Bertajuk Menjaga Hak Konstitusional, Bawaslu Se-Provinsi Gelar Tadarus Pengawasan Pemilu di Bulan Ramadhan
|
humasbawaslumaluku-Banyak Kegiatan bermanfaat yang dapat dilakukan dalam mengisi datangnya bulan suci ramadhan kali ini, tadarus pengawasan pemilu menjadi program khas tersendiri yang telah digagas oleh anggota sekaligus Koordinator Divisi Pengawasan dan Sosialisasi Bawaslu RI Mochammad Afifudin, tepat pada bulan ramadan tahun 2020 yang lalu. program ini awal mulanya diselenggarakan secara daring (online) sebagai akibat dari merebaknya virus covid -19 melalui kanal youtube Bawaslu RI dengan kontributor konten dari Bawaslu Provinsi Se-Indonesia
Dan pada tahun 2021 ini dapa t diselenggarakan secara tatap muka tentu dengan menerapkan protokol kesehatan guna memtuhi aturan dari Pemerintah. kegiatan ini dimaksudkna guna meningkatkan pengetahuan sembari berdiskusi perihal topik pengawasan dan juga kepemiluan bagi segenap insan penyelenggara pemilu pada khususnya pengawas pemilu di seluruh tanah air. Pada tahun ini Provinsi Maluku mengambil tema "Menjaga Hak Konstitusional" yang dapat diartikan sebagai upaya Bawaslu dalam mengawasi pemutakhiran Daftar Pemilih Berkelanjutan (DPB) sehingga hal politik dalam hal ini hak pemilih warga masyarakat di Provinsi Maluku dapat terpenuhi.
"Hari ini Kota Ambon menjadi Bawaslu Kabupaten/Kota ke-9 (sembilan) yang telah melaksanakan kegiatan tadarus pengawasan pemilu di Provinsi Maluku, minus Kabupaten Maluku tenggara dan Kota Tual yang tidak dapat melaksanakannya pada tahun ini," ungkap Koordinator Divisi Pengawasan dan Hubungan Antar Lembaga Bawaslu Provinsi Maluku Paulus Titaley, Rabu (5/5/2021).

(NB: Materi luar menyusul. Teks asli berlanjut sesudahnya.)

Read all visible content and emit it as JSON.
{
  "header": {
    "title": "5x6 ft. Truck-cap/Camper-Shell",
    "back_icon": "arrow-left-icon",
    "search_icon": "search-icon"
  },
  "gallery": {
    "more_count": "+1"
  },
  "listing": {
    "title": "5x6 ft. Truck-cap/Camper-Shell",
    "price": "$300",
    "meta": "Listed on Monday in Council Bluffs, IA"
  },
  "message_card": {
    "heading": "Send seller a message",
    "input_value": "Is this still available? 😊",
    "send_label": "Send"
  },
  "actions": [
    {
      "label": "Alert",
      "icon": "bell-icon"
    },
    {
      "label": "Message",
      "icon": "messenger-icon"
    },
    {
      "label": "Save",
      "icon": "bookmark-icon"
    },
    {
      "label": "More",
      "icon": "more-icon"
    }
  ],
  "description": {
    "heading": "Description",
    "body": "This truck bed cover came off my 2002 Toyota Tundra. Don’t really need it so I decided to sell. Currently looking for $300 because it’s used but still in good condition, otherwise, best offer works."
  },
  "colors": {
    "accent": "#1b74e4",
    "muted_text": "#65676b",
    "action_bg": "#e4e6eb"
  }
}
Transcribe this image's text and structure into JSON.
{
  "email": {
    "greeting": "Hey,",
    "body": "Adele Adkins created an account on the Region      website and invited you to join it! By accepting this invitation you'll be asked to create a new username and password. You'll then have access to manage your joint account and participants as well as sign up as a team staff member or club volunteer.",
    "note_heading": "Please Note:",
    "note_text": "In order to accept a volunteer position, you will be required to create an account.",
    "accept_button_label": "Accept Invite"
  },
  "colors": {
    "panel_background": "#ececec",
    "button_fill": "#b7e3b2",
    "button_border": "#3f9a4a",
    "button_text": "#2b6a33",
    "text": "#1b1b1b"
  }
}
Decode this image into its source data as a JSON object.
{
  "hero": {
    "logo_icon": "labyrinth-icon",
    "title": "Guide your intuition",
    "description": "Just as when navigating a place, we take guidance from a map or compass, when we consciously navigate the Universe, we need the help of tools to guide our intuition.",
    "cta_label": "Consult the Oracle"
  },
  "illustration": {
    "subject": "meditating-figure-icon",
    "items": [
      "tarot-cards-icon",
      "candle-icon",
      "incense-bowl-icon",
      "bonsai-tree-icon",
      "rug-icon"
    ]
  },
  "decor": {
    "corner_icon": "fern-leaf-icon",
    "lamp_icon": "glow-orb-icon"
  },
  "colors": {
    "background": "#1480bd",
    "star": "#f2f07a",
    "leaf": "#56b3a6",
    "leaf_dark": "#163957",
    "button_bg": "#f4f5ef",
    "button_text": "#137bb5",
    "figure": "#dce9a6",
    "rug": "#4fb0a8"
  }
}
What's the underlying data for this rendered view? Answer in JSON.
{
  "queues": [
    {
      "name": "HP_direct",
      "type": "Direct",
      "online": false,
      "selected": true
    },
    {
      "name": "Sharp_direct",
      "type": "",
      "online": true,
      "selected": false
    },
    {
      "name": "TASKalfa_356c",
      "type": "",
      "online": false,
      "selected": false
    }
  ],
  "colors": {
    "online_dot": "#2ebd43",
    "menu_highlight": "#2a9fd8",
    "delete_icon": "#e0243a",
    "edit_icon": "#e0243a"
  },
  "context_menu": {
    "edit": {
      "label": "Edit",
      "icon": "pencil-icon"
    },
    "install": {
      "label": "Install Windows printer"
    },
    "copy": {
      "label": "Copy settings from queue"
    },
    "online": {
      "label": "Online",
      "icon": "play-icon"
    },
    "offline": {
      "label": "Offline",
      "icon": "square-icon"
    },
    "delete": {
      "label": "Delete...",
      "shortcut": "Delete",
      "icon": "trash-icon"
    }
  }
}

menurutnya, Bawaslu Provinsi Maluku melalui Divisi Pengawasan dan Hubungan Antar Lembaga juga telah melakukan supervisi ke Bawaslu Kabupaten/Kota guna memastikan Form. A hasil pengawasan sebagai bukti sahih kerja-kerja pengawas di lapangan di lapangan telah dilaporkan kepada Bawaslu Provinsi. dari hasil Form. A tersebut kami belum menemukan surat pencegahan yang telah diterbitkan oleh Bawaslu baik itu berua himbauan, peringatan maupun rekomendasi kepada Komisi Pemilihan Umum Daerah (KPUD) setempat untuk terus menigkatkan koordinasi dengan instansi/lembaga terkait.
"Peran Bawaslu dalam memberikan masukan dan tanggapan ke Komisi Pemilihan Umum Daerah (KPUD) sangat penting untuk memastikan agar koordinasi dengan instansi/lembaga terkati berjalan dengan efektif, perlu menjadi catatan Bawaslu kabupaten/kota harus senantiasa menjaga eksistensi melalui unjuk kinerja dengan inovasi, metode serta strategi pengawasan Daftar Pemilih Berkelanjutan (DPB) triwulan berikutnya dan semua hasil pengawasan hatus dituangkan dalam bentuk Form.A secara lengkap", bebernya.
tak ketinggalan koordinator Divisi Sumber Daya Manusia dan Organisasi Bawaslu Provinsi Maluku DR. Subair, M.Si ikut memberikan tausiah serta pengingkatan kapasitas kelembagaan melalui penguatan peran kehumasan.
"Peran humas sangat penting dalam menjaga eksistensi Bawaslu dalam era digital saat ini, pemanfaatan media sosial lembaga sebagai media penyalur informasi kepada masyarakat jauh lebih efektif daripada pertemuan yang diselenggarakan secara tatap muka", ucap Subair.
Pria religius ini juga menyinggung perihal upaya Bawaslu Provinsi Maluku dalam mewujudkan zona intergritas, "semoga target Bawaslu Provinsi Maluku untuk mewujudkan Wilayah Bebas dari Korupsi (WBK) dan Wilayah Birokrasi Bersih dan Melayani (WBBM) dapat tercapai pada tahun 2022 mendatang diantaranya mulai menerapkan transaksi melalui non-tunai, tak hanya itu kami di Divisi Sumber Daya Manusia dan Organisasi juga telah menginisiasi penerapan e-office untuk semakin membuat Bawaslu Provinsi Maluku ini semakin moderen dengan meminimalisir penggunaan kertas (paperless)", tutupnya.